The complex web of New York’s local governments and regulations, along with a lack of resources and strong competition from other states, has limited the state’s ability to develop renewable energy technologies, according to findings released Tuesday.
The state’s Renewable Energy Task Force identified a series of problems New York faces in achieving its goal of generating 25 percent renewable energy by 2013.
Lt. Gov. David Paterson is chairman of the task force. Gov. Eliot Spitzer has called for reducing the state’s electricity consumption 15 percent below forecast levels by 2015.
One major obstacle to alternative energy use in New York comes from the complex and numerous local governments that have varying laws and restrictions that apply to installing new energy systems.
“Renewable energy installers and potential owners face a patchwork of widely differing local government requirements and home owner association restrictions, creating hurdles to the efficient and widespread installation of renewable energy systems,” the task force said.
New York also faces a competitive disadvantage, because other states provide substantially more funding for incentives to attract clean industries.
“New York has lacked the vision to ask ourselves the hard questions of why renewable industries are locating in surrounding states, and how do we utilize and maximize New York’s resources, and craft polices that are environmentally balanced and economically sustainable for our state,” the task force said in its executive summary. A full report is expected later this year.
“There are a number of other places that do see this (energy efficiency) as an opportunity for their area to stand out and try to put themselves first in line to attract this next generation of green technologies,” said Carol Werner, executive director of the District of Columbia-based Environmental and Energy Study Institute.
California, and Sacramento in particular, have been leaders in providing incentives, requests for proposals, direct funding and competitive grants to attract green companies, Werner said.

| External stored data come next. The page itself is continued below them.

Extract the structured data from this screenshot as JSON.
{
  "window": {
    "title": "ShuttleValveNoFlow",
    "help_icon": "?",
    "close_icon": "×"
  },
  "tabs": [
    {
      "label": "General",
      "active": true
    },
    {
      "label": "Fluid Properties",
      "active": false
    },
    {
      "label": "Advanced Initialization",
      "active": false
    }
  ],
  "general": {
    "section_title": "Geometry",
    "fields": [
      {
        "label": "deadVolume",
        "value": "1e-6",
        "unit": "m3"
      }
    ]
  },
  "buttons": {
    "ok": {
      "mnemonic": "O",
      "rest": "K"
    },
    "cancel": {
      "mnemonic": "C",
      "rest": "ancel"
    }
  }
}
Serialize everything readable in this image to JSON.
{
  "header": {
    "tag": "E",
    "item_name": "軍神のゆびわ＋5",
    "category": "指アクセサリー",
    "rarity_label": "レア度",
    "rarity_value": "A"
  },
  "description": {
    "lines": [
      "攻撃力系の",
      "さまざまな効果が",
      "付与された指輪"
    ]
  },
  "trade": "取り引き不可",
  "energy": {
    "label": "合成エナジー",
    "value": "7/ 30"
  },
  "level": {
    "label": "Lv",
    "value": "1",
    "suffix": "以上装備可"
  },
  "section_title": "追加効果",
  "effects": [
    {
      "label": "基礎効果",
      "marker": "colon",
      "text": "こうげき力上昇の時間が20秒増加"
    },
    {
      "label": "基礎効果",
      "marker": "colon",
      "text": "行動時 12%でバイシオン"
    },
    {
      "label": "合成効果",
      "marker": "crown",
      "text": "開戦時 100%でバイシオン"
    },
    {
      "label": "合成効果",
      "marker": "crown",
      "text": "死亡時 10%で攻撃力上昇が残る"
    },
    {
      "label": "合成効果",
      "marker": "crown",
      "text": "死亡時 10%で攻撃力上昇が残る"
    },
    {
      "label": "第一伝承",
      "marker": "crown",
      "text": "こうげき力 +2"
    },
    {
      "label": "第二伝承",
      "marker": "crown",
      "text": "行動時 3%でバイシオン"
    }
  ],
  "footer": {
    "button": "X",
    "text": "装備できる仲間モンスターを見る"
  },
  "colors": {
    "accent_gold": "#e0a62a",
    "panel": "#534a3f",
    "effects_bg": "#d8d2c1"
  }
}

Ann Arbor, Mich.; Portland, Ore.; Austin, Texas; Seattle and Chicago have also led the way in developing major projects to develop more efficient energy technology and attract new businesses, she said.

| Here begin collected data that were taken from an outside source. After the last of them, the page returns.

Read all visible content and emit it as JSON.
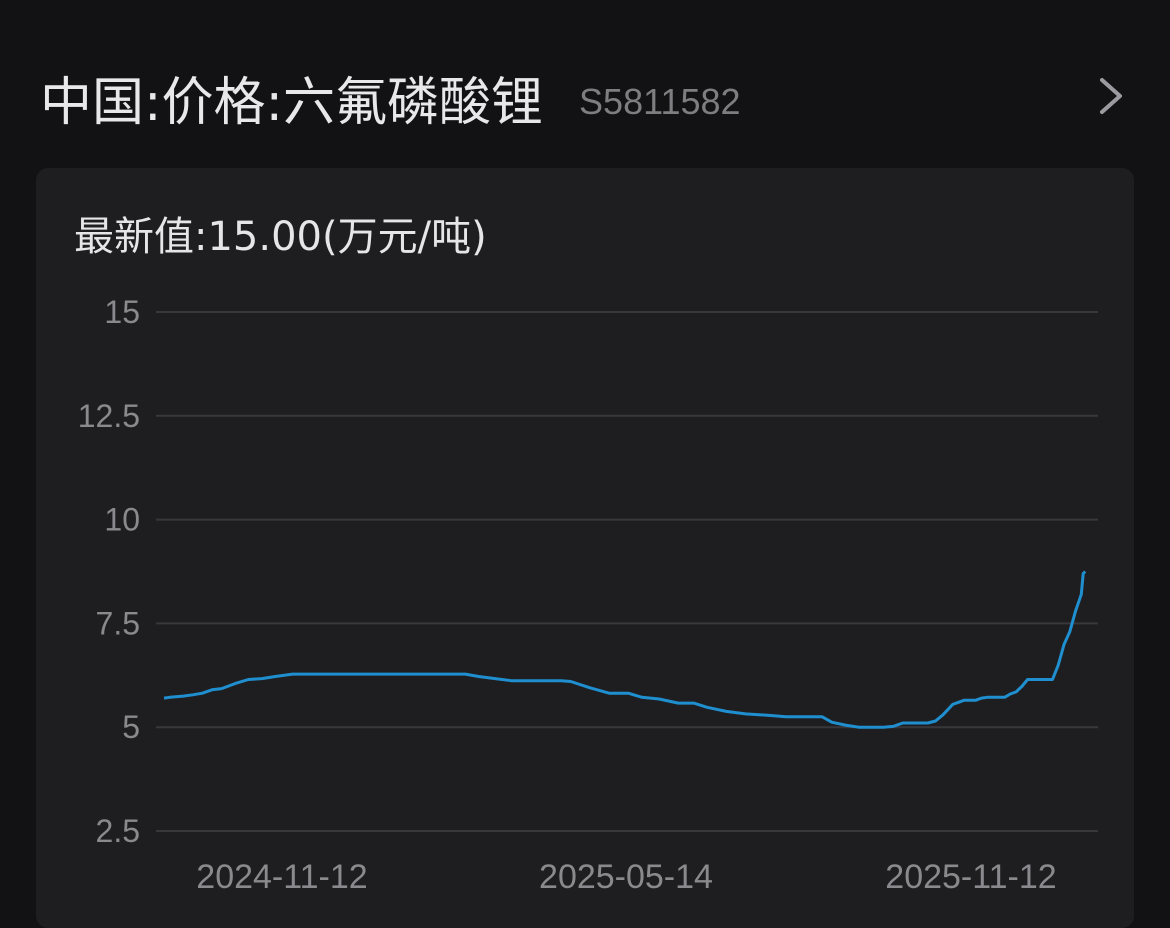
{
  "header": {
    "title": "中国:价格:六氟磷酸锂",
    "code": "S5811582",
    "chevron_icon": "chevron-right-icon"
  },
  "card": {
    "latest_label": "最新值:15.00(万元/吨)"
  },
  "colors": {
    "line": "#1f8fd0",
    "grid": "#38383c",
    "background": "#121214",
    "card": "#1e1e20"
  },
  "chart_data": {
    "type": "line",
    "title": "",
    "xlabel": "",
    "ylabel": "",
    "ylim": [
      2.5,
      15
    ],
    "y_ticks": [
      "15",
      "12.5",
      "10",
      "7.5",
      "5",
      "2.5"
    ],
    "x_tick_labels": [
      "2024-11-12",
      "2025-05-14",
      "2025-11-12"
    ],
    "x_range": [
      "2024-09-25",
      "2026-01-20"
    ],
    "grid": true,
    "series": [
      {
        "name": "",
        "x": [
          "2024-09-25",
          "2024-09-28",
          "2024-10-05",
          "2024-10-10",
          "2024-10-15",
          "2024-10-20",
          "2024-10-25",
          "2024-11-01",
          "2024-11-08",
          "2024-11-15",
          "2024-11-22",
          "2024-12-01",
          "2024-12-10",
          "2024-12-20",
          "2025-01-01",
          "2025-01-15",
          "2025-02-01",
          "2025-02-15",
          "2025-03-01",
          "2025-03-08",
          "2025-03-15",
          "2025-03-25",
          "2025-04-05",
          "2025-04-15",
          "2025-04-20",
          "2025-04-25",
          "2025-05-05",
          "2025-05-15",
          "2025-05-25",
          "2025-06-01",
          "2025-06-10",
          "2025-06-20",
          "2025-06-28",
          "2025-07-05",
          "2025-07-15",
          "2025-07-25",
          "2025-08-01",
          "2025-08-08",
          "2025-08-15",
          "2025-08-22",
          "2025-08-29",
          "2025-09-03",
          "2025-09-08",
          "2025-09-15",
          "2025-09-22",
          "2025-09-29",
          "2025-10-05",
          "2025-10-10",
          "2025-10-15",
          "2025-10-20",
          "2025-10-25",
          "2025-10-28",
          "2025-11-01",
          "2025-11-05",
          "2025-11-08",
          "2025-11-10",
          "2025-11-13",
          "2025-11-16",
          "2025-11-18",
          "2025-11-20",
          "2025-11-22",
          "2025-11-25",
          "2025-11-28",
          "2025-12-01",
          "2025-12-04",
          "2025-12-07",
          "2025-12-10",
          "2025-12-13",
          "2025-12-16",
          "2025-12-19",
          "2025-12-22",
          "2025-12-25",
          "2025-12-28",
          "2026-01-01",
          "2026-01-04",
          "2026-01-07",
          "2026-01-10",
          "2026-01-13",
          "2026-01-16",
          "2026-01-17",
          "2026-01-18"
        ],
        "y": [
          5.7,
          5.72,
          5.75,
          5.78,
          5.82,
          5.9,
          5.93,
          6.05,
          6.15,
          6.17,
          6.22,
          6.28,
          6.28,
          6.28,
          6.28,
          6.28,
          6.28,
          6.28,
          6.28,
          6.22,
          6.18,
          6.12,
          6.12,
          6.12,
          6.12,
          6.1,
          5.95,
          5.82,
          5.82,
          5.72,
          5.68,
          5.58,
          5.58,
          5.48,
          5.38,
          5.32,
          5.3,
          5.28,
          5.25,
          5.25,
          5.25,
          5.25,
          5.12,
          5.05,
          5.0,
          5.0,
          5.0,
          5.02,
          5.1,
          5.1,
          5.1,
          5.1,
          5.15,
          5.3,
          5.45,
          5.55,
          5.6,
          5.65,
          5.65,
          5.65,
          5.65,
          5.7,
          5.72,
          5.72,
          5.72,
          5.72,
          5.8,
          5.85,
          5.98,
          6.15,
          6.15,
          6.15,
          6.15,
          6.15,
          6.5,
          7.0,
          7.3,
          7.8,
          8.2,
          8.7,
          8.75
        ]
      }
    ]
  }
}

Paterson identified California, Connecticut, Massachusetts and Pennsylvania as New York’s competition for businesses attracted to alternative energy sources. He said New York hasn’t prioritized renewable energy in the budget.
“California has a plan to invest billions into renewable energy,” Paterson said. “In this respect they’re ahead of us and corporate America has followed the less costly plan.”

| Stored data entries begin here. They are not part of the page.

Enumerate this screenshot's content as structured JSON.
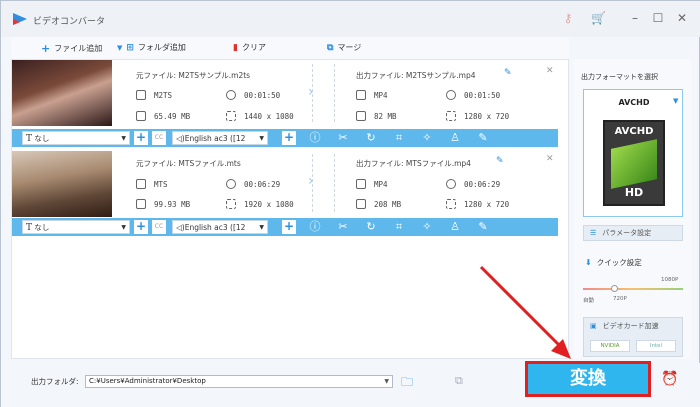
{
  "app": {
    "title": "ビデオコンバータ"
  },
  "toolbar": {
    "add_file": "ファイル追加",
    "add_folder": "フォルダ追加",
    "clear": "クリア",
    "merge": "マージ"
  },
  "files": [
    {
      "src_name": "元ファイル: M2TSサンプル.m2ts",
      "src_format": "M2TS",
      "src_duration": "00:01:50",
      "src_size": "65.49 MB",
      "src_res": "1440 x 1080",
      "out_name": "出力ファイル: M2TSサンプル.mp4",
      "out_format": "MP4",
      "out_duration": "00:01:50",
      "out_size": "82 MB",
      "out_res": "1280 x 720",
      "subtitle": "なし",
      "audio": "English ac3 ([12"
    },
    {
      "src_name": "元ファイル: MTSファイル.mts",
      "src_format": "MTS",
      "src_duration": "00:06:29",
      "src_size": "99.93 MB",
      "src_res": "1920 x 1080",
      "out_name": "出力ファイル: MTSファイル.mp4",
      "out_format": "MP4",
      "out_duration": "00:06:29",
      "out_size": "208 MB",
      "out_res": "1280 x 720",
      "subtitle": "なし",
      "audio": "English ac3 ([12"
    }
  ],
  "right_panel": {
    "format_label": "出力フォーマットを選択",
    "format_value": "AVCHD",
    "format_icon_text": "AVCHD",
    "format_icon_hd": "HD",
    "param_button": "パラメータ設定",
    "quick_label": "クイック設定",
    "quick_top": "1080P",
    "quick_left": "自動",
    "quick_bottom": "720P",
    "gpu_label": "ビデオカード加速",
    "gpu_nvidia": "NVIDIA",
    "gpu_intel": "Intel"
  },
  "bottom": {
    "output_label": "出力フォルダ:",
    "output_path": "C:¥Users¥Administrator¥Desktop",
    "convert_label": "変換"
  },
  "colors": {
    "accent": "#2fb6ee",
    "bar": "#5fb8ec",
    "highlight": "#e02020",
    "panel_border": "#8cc8f0"
  }
}
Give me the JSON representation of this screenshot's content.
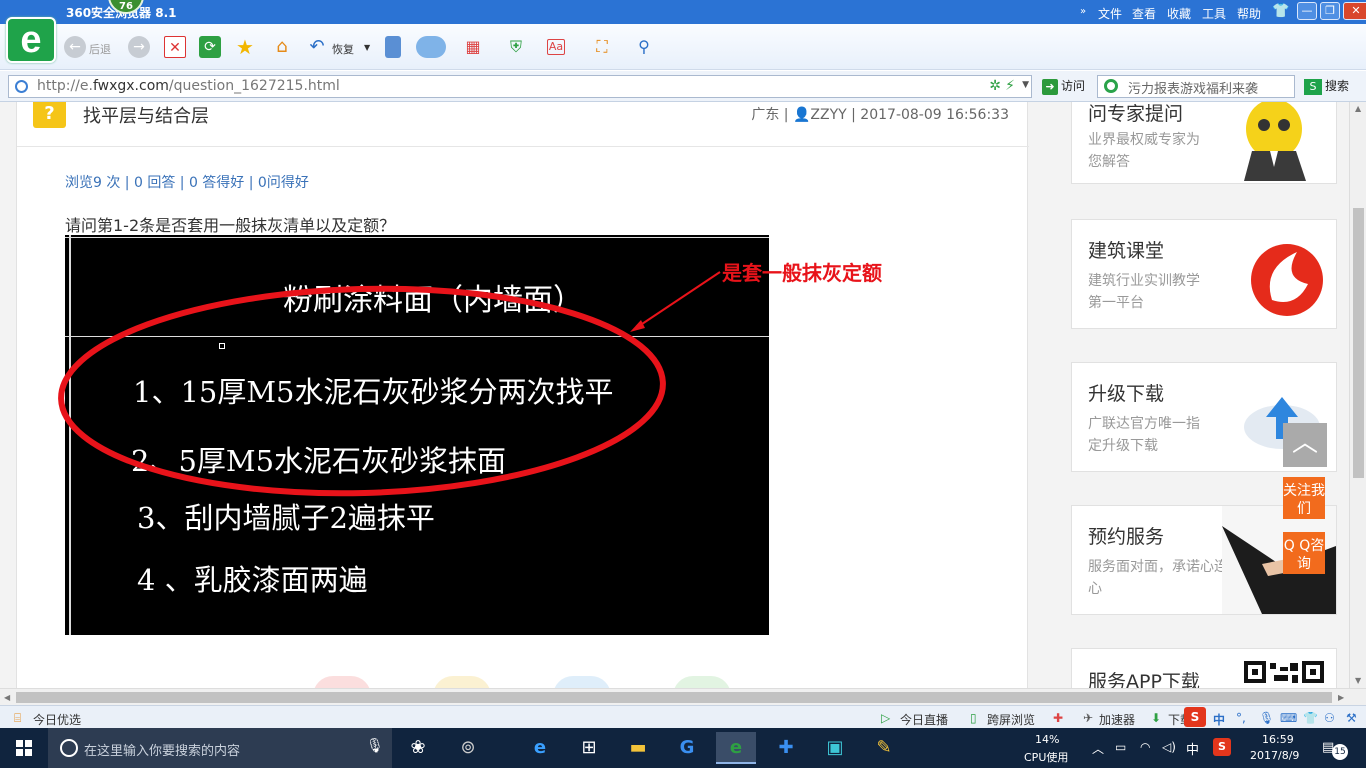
{
  "browser": {
    "title": "360安全浏览器 8.1",
    "badge": "76",
    "menus": [
      "文件",
      "查看",
      "收藏",
      "工具",
      "帮助"
    ],
    "toolbar": {
      "back": "后退",
      "restore": "恢复"
    },
    "url_prefix": "http://e.",
    "url_domain": "fwxgx.com",
    "url_path": "/question_1627215.html",
    "go_label": "访问",
    "search_placeholder": "污力报表游戏福利来袭",
    "search_button": "搜索"
  },
  "question": {
    "title": "找平层与结合层",
    "meta": "广东 | 👤ZZYY | 2017-08-09 16:56:33",
    "stats": "浏览9 次 | 0 回答 | 0 答得好 | 0问得好",
    "text": "请问第1-2条是否套用一般抹灰清单以及定额？",
    "image": {
      "heading": "粉刷涂料面（内墙面）",
      "lines": [
        "1、15厚M5水泥石灰砂浆分两次找平",
        "2、5厚M5水泥石灰砂浆抹面",
        "3、刮内墙腻子2遍抹平",
        "4 、乳胶漆面两遍"
      ]
    },
    "annotation": "是套一般抹灰定额"
  },
  "sidebar": [
    {
      "heading": "问专家提问",
      "sub": "业界最权威专家为您解答"
    },
    {
      "heading": "建筑课堂",
      "sub": "建筑行业实训教学第一平台"
    },
    {
      "heading": "升级下载",
      "sub": "广联达官方唯一指定升级下载"
    },
    {
      "heading": "预约服务",
      "sub": "服务面对面，承诺心连心"
    },
    {
      "heading": "服务APP下载",
      "sub": ""
    }
  ],
  "floating": {
    "follow": "关注我们",
    "qq": "Q Q咨询"
  },
  "statusbar": {
    "left": "今日优选",
    "live": "今日直播",
    "crossscreen": "跨屏浏览",
    "accelerator": "加速器",
    "download": "下载"
  },
  "taskbar": {
    "search_placeholder": "在这里输入你要搜索的内容",
    "cpu_percent": "14%",
    "cpu_label": "CPU使用",
    "ime": "中",
    "time": "16:59",
    "date": "2017/8/9",
    "notifications": "15"
  },
  "colors": {
    "accent": "#2b73d4",
    "annotation": "#e8131a",
    "link": "#3a72b8",
    "orange": "#f26b1d"
  }
}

The task force said the state needs more funding to achieve its goals.
The $41.3 million funding the Renewable Portfolio Standard program is not sufficient to change New York’s energy use, the task force said. The RPS program was created to improve energy security, help diversify the state’s electricity options and increase economic development opportunities in the renewables industry.
The task force is to identify and recommend potential markets for investment invest that would increase the state’s use of renewable energy and alternative fuels.